A Laveneziana, che ha annunciato il ritiro della candidatura a sindaco, e alla sua famiglia si esprime la piena e umana solidarietà dalla candidata sindaca del centrosinistra Agata Scarafilo e dall’intera coalizione di partiti e società civile che la sostiene.
Di fatto si prefigura il tentativo di condizionare l’espressione democratica del voto a Ceglie Messapica, un clima che la città e i suoi cittadini non meritano e che respingono.
Con fiducia si fa affidamento agli organi istituzionali affinché sia garantito un confronto sereno basato sul rispetto e sulla pluralità del dialogo”.
Il sindaco Palmisano: “Gesto vile”. Caroli: “Si indaghi”

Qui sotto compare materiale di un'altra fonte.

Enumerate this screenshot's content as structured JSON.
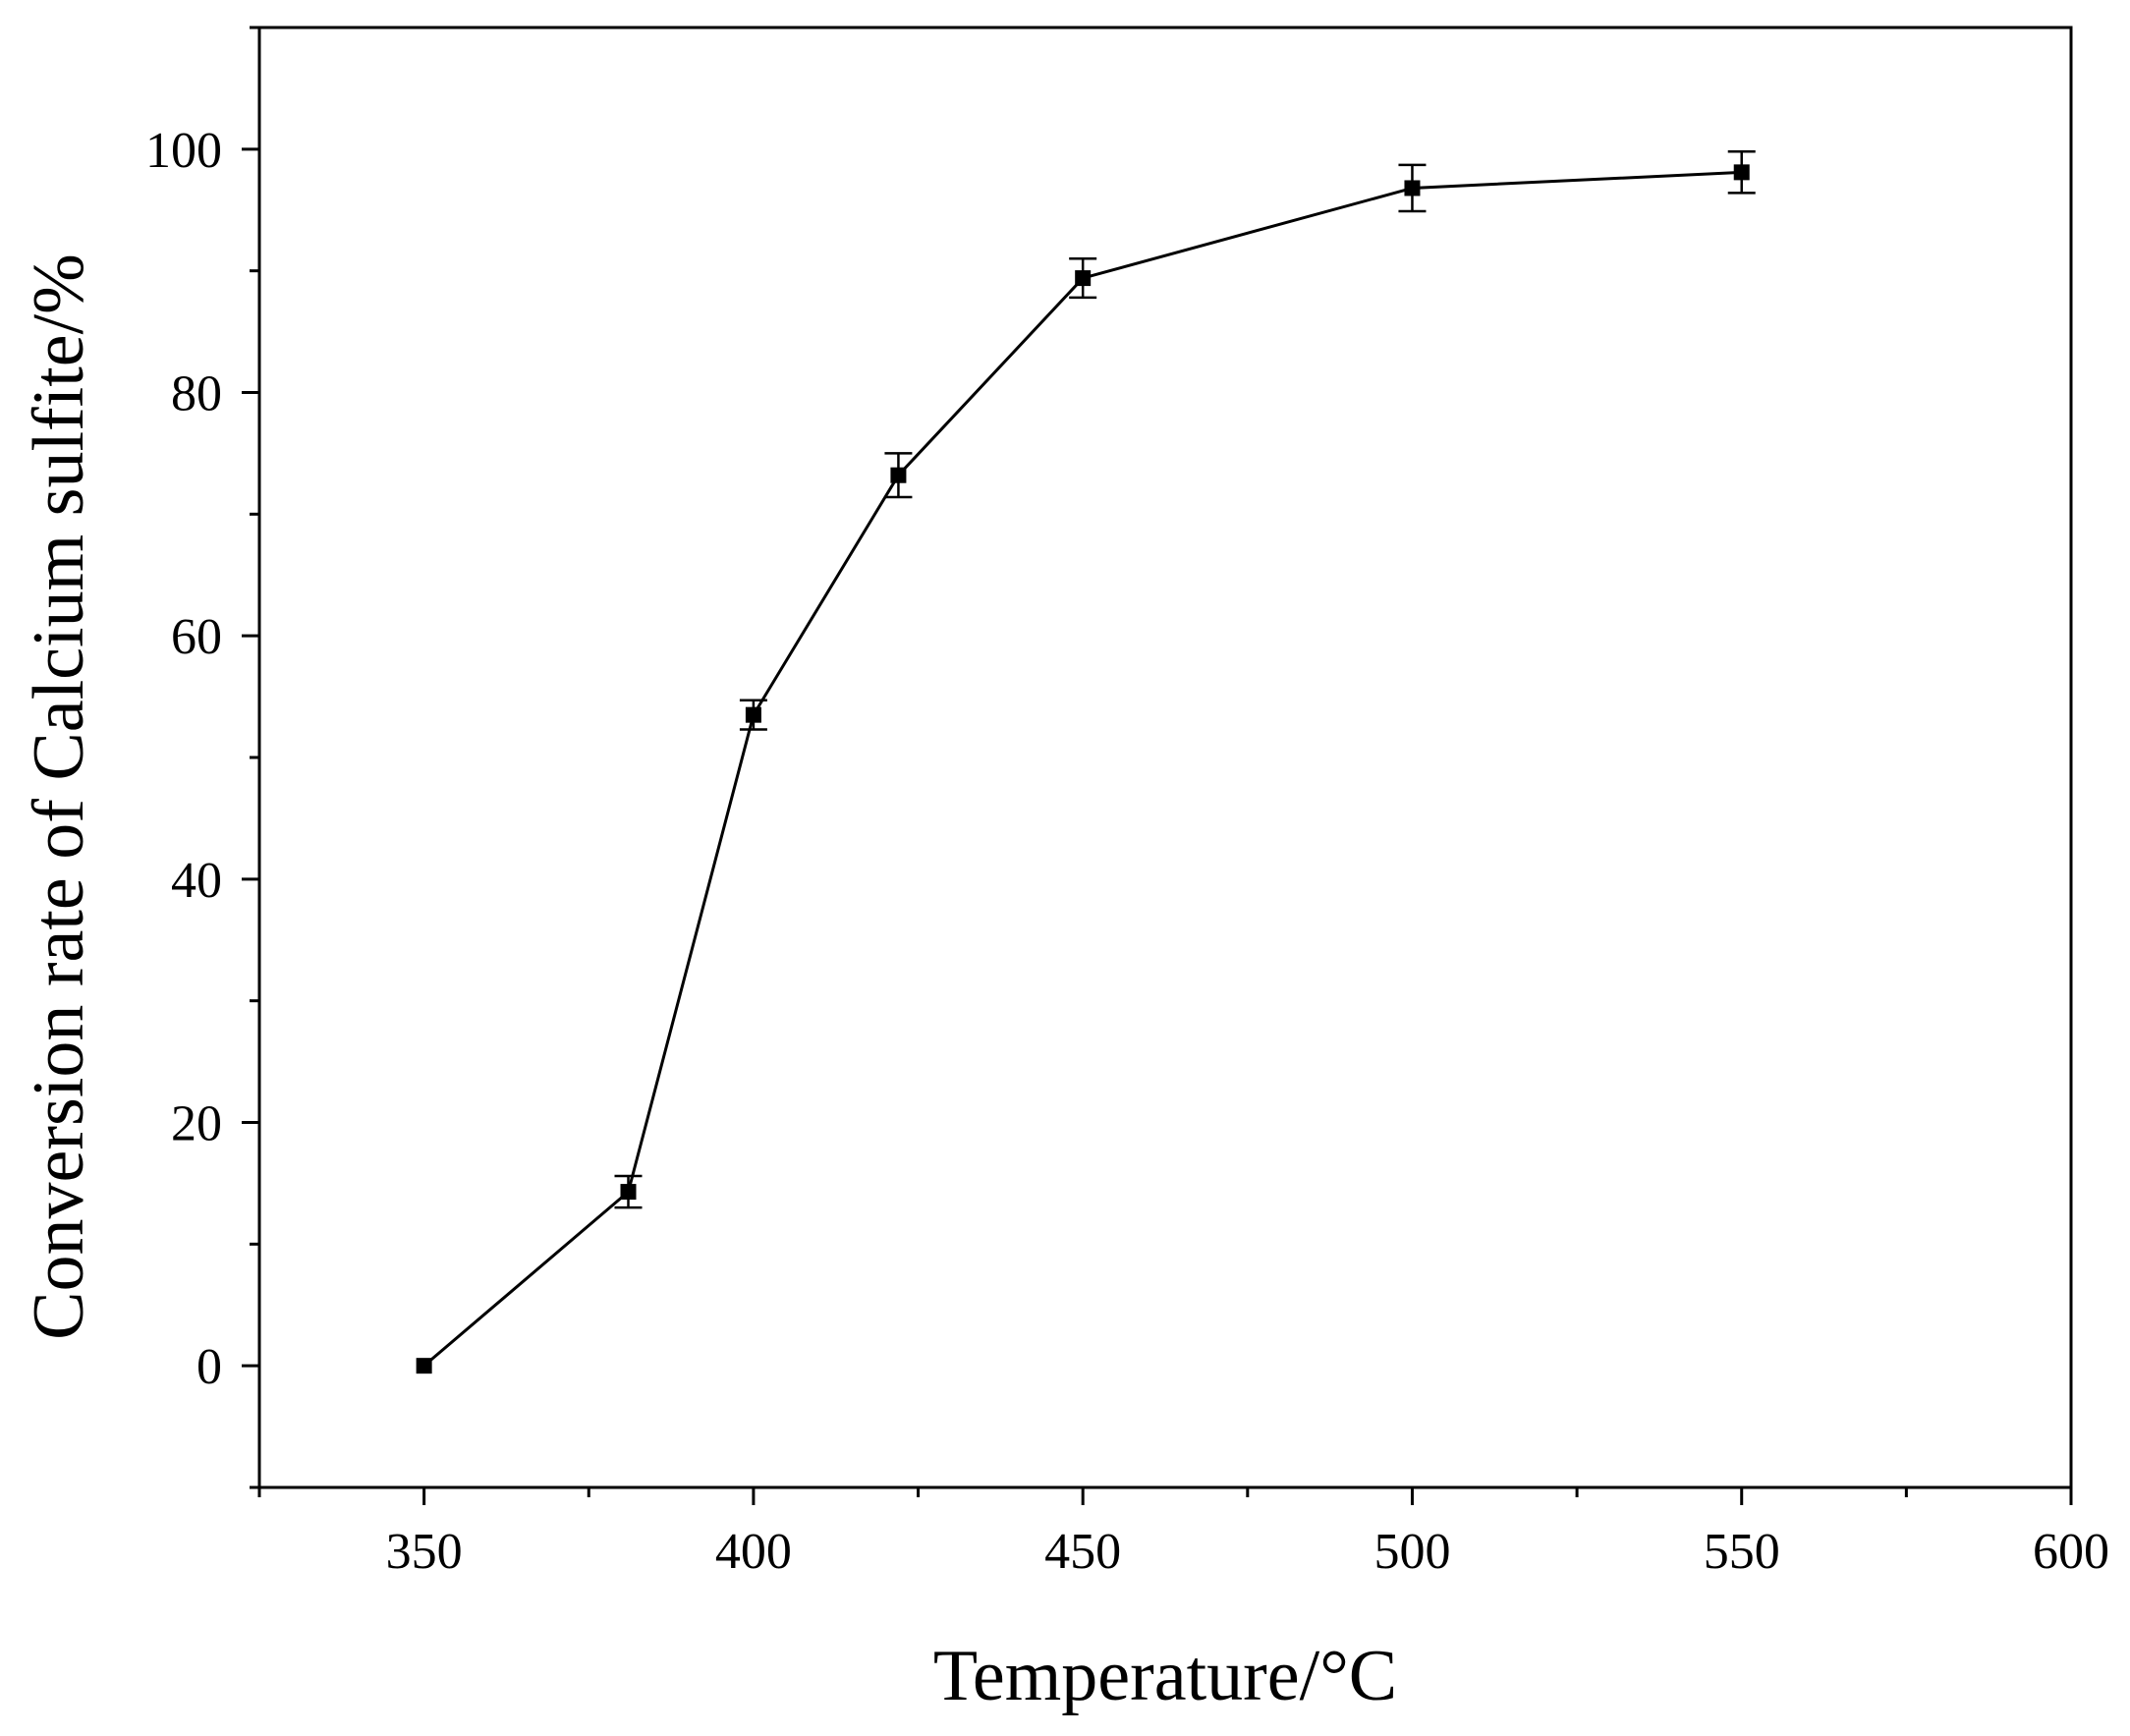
{
  "chart_data": {
    "type": "line",
    "title": "",
    "xlabel": "Temperature/°C",
    "ylabel": "Conversion rate of Calcium sulfite/%",
    "xlim": [
      325,
      600
    ],
    "ylim": [
      -10,
      110
    ],
    "x_ticks": [
      "350",
      "400",
      "450",
      "500",
      "550",
      "600"
    ],
    "y_ticks": [
      "0",
      "20",
      "40",
      "60",
      "80",
      "100"
    ],
    "grid": false,
    "legend": "none",
    "series": [
      {
        "x": [
          350,
          381,
          400,
          422,
          450,
          500,
          550
        ],
        "y": [
          0,
          14.3,
          53.5,
          73.2,
          89.4,
          96.8,
          98.1
        ],
        "error": [
          0,
          1.3,
          1.2,
          1.8,
          1.6,
          1.9,
          1.7
        ],
        "color": "#000000",
        "marker": "square"
      }
    ]
  }
}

Solidarietà è stata espressa anche dal sindaco di Ceglie, Angelo Palmisano: “Esprimo piena e sincera vicinanza ad Antonello Laveneziana per il vile gesto che – ha detto – ha subito, nella consapevolezza della sua serietà e onestà, ma soprattutto mi preme evidenziare la mia totale condanna di questo tipo di atti, che nulla hanno a che vedere con l’impegno politico che ognuno di noi dedica alla nostra città”.
Parole di condanna sono venute anche dal consigliere regionale Luigi Caroli, coordinatore provinciale di FdI: “Apprendo la notizia denunciata da Antonello Laveneziana con molto rammarico. Questi episodi sono attacchi alla democrazia e alle scelte che ognuno di noi intraprende. Le campagne elettorali, devono essere momenti di confronto e non possono essere condizionati da episodi simili. Confido nell’immediato intervento delle forze dell’ordine perchè possano individuare l’autore o gli autori di questo vile gesto. Esprimo – ha concluso – la solidarietà e la vicinanza mia personale e di fratelliditalia a Laveneziana”.